Malheureusement, elle est revenue avant Buddy. En voyant le quartier sens dessus dessous (on n’avait pas interrompu les recherches malgré le coup de fil de Buddy) et des agents dans sa cuisine, elle est devenue livide et a lâché tous ses paquets.

– Carla, que se passe-t-il ?

Je me suis éclairci la gorge.

– Eh bien… Buddy a disparu ce matin et Jordan Pike l’a vu monter dans une voiture. Alors, Mme Pike a appelé la police et tout le monde s’est mis à sa recherche.

– Oh, nooon !

Elle s’est effondrée sur une chaise.

– Mais rassurez-vous, il vient juste d’appeler. Tout va bien. Il est avec son père. Je ne sais pas ce qui se passe, mais en tout cas il m’a dit qu’ils arrivaient. Oh, et Liz est chez les Pike. Elle va très bien.

Mme Barrett était complètement abasourdie.

– Ça va, madame ? s’est inquiété l’agent Norton.

– Oui, oui.

Elle a cligné des yeux et a secoué la tête, comme pour se réveiller d’un mauvais rêve.

– J’essaie seulement de réfléchir… Je suis sûre que ce n’est pas cette semaine que Michael – mon ex-mari – devait prendre les enfants. Du moins, je ne pense pas…

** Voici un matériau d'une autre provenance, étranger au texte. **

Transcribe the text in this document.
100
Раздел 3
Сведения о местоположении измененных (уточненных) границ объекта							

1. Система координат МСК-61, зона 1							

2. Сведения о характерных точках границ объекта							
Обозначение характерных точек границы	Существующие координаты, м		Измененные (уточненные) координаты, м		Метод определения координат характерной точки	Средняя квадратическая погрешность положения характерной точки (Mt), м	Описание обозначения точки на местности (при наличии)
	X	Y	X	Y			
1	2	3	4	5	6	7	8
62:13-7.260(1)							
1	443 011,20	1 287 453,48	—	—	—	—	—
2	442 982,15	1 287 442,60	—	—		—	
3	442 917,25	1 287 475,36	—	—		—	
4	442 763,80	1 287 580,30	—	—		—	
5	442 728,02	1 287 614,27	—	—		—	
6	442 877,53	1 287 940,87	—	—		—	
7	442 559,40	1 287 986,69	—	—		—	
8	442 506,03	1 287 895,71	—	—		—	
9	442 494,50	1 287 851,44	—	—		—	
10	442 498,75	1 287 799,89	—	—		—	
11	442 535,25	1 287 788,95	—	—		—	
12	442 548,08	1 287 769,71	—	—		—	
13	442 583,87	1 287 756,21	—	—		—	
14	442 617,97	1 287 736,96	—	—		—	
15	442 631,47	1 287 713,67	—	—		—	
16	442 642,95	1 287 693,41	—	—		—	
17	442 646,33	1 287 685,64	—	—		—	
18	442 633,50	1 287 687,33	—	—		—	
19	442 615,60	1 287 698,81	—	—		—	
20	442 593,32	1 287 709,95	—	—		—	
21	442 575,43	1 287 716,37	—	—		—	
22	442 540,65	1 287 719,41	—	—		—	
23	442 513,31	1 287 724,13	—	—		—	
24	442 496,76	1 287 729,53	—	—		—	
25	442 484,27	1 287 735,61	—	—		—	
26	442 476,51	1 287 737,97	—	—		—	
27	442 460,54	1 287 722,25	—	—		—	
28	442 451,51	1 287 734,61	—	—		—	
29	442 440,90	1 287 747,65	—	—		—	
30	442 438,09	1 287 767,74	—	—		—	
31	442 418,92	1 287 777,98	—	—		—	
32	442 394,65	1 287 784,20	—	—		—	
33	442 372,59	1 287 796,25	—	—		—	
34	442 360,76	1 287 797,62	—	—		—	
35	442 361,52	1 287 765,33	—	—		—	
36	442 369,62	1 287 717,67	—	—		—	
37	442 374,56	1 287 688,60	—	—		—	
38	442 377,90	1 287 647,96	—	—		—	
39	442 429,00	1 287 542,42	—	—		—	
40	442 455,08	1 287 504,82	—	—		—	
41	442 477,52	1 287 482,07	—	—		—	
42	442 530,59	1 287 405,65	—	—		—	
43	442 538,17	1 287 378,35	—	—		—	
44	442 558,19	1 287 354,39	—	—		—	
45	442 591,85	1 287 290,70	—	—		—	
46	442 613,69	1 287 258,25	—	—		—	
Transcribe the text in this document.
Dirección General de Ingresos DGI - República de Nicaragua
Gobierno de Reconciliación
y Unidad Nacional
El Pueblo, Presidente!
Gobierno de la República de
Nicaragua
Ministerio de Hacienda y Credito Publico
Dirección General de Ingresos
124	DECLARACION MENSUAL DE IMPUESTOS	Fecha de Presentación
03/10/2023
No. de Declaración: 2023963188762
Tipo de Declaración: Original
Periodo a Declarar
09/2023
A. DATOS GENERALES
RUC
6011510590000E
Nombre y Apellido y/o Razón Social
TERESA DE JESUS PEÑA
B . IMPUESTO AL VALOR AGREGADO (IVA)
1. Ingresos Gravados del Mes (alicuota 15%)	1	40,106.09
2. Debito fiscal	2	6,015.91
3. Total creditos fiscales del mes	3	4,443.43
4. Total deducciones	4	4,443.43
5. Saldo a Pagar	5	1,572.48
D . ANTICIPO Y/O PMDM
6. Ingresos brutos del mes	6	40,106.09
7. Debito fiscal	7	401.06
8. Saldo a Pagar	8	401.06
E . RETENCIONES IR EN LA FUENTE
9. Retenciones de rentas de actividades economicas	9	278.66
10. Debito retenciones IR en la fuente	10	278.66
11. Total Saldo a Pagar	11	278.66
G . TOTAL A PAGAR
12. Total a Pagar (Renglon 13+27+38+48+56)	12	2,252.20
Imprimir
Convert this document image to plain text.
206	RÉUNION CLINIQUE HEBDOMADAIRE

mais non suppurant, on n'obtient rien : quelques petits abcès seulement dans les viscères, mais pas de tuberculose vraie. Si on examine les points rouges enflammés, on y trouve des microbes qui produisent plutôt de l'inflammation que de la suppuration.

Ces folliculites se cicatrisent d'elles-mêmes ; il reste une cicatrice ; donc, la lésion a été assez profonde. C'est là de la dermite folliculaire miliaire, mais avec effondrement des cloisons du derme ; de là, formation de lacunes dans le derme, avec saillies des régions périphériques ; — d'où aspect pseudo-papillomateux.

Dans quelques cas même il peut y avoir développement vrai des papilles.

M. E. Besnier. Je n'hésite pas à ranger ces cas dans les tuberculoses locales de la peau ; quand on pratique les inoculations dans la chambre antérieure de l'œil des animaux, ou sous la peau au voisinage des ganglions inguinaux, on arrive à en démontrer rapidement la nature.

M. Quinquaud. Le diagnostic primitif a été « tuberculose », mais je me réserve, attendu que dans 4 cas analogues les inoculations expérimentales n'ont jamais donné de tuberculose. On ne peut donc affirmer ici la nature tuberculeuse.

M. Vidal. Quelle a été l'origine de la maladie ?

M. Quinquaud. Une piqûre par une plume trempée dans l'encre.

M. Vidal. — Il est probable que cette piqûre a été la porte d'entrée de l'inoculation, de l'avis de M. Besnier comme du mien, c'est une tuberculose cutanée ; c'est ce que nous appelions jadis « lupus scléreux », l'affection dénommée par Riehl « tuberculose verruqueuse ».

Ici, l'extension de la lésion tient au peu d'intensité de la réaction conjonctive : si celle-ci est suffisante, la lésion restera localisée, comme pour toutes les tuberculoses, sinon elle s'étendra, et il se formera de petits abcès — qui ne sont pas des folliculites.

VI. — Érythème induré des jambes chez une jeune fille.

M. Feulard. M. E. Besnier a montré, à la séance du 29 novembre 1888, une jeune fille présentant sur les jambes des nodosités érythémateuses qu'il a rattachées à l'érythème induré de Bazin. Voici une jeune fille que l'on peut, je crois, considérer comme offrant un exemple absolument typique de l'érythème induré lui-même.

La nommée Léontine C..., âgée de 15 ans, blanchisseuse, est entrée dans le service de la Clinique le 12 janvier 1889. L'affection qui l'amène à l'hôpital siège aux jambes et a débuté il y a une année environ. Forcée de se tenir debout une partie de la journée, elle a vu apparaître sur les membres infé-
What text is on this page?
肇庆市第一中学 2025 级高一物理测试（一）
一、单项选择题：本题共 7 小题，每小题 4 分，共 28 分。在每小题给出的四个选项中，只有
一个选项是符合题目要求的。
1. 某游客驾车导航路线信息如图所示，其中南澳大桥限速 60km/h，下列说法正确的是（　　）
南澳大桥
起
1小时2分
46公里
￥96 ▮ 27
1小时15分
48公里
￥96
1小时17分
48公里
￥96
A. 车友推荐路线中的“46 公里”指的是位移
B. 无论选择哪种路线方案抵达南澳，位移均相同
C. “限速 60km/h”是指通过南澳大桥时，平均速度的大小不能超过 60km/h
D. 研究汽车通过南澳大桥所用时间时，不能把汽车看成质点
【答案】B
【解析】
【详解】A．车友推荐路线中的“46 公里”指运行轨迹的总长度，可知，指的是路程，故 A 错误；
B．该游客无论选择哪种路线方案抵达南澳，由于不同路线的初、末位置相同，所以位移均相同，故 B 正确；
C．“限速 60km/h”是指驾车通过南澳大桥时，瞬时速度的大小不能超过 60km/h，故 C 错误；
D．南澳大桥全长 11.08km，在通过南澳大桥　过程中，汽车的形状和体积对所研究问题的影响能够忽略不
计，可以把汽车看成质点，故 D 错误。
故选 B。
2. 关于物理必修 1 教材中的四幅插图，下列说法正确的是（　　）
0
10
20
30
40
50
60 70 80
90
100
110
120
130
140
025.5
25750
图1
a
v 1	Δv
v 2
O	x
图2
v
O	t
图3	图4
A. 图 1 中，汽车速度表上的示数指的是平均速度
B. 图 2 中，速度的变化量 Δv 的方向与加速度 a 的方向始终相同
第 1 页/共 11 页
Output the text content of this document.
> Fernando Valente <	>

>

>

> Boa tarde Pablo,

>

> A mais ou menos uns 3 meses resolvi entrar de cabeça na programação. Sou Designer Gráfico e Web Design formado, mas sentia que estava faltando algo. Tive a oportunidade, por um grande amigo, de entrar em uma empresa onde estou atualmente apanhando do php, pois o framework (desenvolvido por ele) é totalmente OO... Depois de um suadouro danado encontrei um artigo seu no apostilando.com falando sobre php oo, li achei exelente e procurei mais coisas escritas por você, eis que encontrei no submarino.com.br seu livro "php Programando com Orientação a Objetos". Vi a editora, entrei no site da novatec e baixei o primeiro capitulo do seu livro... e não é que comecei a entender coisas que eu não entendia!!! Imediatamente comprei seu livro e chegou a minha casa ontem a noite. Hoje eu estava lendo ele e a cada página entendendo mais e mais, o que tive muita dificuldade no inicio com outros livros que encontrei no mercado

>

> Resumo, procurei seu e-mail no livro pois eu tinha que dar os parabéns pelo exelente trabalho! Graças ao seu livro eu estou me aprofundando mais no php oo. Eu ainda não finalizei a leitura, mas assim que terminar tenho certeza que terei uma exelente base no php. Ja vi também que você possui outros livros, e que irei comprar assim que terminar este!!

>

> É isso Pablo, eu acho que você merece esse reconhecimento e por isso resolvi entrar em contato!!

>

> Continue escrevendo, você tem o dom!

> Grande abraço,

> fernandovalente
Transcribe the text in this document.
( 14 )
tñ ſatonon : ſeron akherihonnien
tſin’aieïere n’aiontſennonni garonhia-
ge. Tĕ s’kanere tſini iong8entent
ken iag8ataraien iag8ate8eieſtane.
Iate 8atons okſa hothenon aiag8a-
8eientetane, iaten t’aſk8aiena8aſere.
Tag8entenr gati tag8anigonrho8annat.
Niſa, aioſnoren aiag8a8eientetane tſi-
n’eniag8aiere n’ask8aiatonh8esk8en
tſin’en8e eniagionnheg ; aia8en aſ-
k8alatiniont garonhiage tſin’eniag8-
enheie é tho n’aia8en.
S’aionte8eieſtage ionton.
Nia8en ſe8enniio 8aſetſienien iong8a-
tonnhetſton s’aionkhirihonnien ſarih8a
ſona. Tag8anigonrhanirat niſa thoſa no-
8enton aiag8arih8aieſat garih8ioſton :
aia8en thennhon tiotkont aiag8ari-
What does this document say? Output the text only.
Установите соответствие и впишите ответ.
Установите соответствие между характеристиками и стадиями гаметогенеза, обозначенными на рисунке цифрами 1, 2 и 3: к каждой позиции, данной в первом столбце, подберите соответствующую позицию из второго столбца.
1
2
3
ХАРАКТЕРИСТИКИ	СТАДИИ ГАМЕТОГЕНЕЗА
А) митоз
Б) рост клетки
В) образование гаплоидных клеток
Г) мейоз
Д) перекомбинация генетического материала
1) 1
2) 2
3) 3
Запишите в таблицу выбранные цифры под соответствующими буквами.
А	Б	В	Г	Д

Elle s’est levée et a traversé la cuisine. Son agenda se trouvait à côté du téléphone. Elle l’a feuilleté fébrilement.

– Oh ! En fait, je crois bien que c’était sa semaine… J’ai dû me tromper. Mais je me demande pourquoi il a seulement pris Buddy et pas…

Elle s’est interrompue, l’air embarrassée.

Vingt minutes plus tard, M. Barrett n’était toujours pas là.

– Madame, je ne veux pas vous alarmer, a repris l’agent Norton, mais votre divorce s’est-il passé à l’amiable ?

– Non. Pourquoi ?

– Parce que beaucoup d’enfants qui disparaissent sont des enfants de divorcés. Il n’est pas rare qu’ils se fassent enlever par le père – ou la mère – qui n’en a pas obtenu la garde.

– Michael et moi avons des problèmes, c’est vrai, et je sais qu’il aimerait voir les enfants plus souvent, mais il n’irait jamais jusqu’à les kidnapper !

– Vous en êtes sûre ? Certains parents commettent des actes désespérés pour récupérer leurs enfants…

Mme Barrett s’est versé une tasse de café. Tandis qu’elle le remuait d’un air songeur, nous avons entendu des portières claquer, et, l’instant d’après, Buddy a fait irruption dans la cuisine, suivi de son père.

Buddy a couru vers sa mère et l’a embrassée. Puis il est venu se jeter dans mes bras.

– Je suis désolé de t’avoir fait peur, Carla. Je meurs de faim ! Il y a des biscuits ?

Je suis allée prendre un paquet de gâteaux dans le placard. Entre-temps, les policiers ont fait asseoir M. Barrett pour l’interroger.

Voilà ce qui s’était passé. Quelques jours plus tôt, M. Barrett s’était rendu compte que sa femme s’était encore trompée de date. Une fois de plus, elle avait oublié qu’il devait venir chercher Buddy, Liz et Maud ce samedi-là. Fou de rage, il avait décidé de lui donner une leçon.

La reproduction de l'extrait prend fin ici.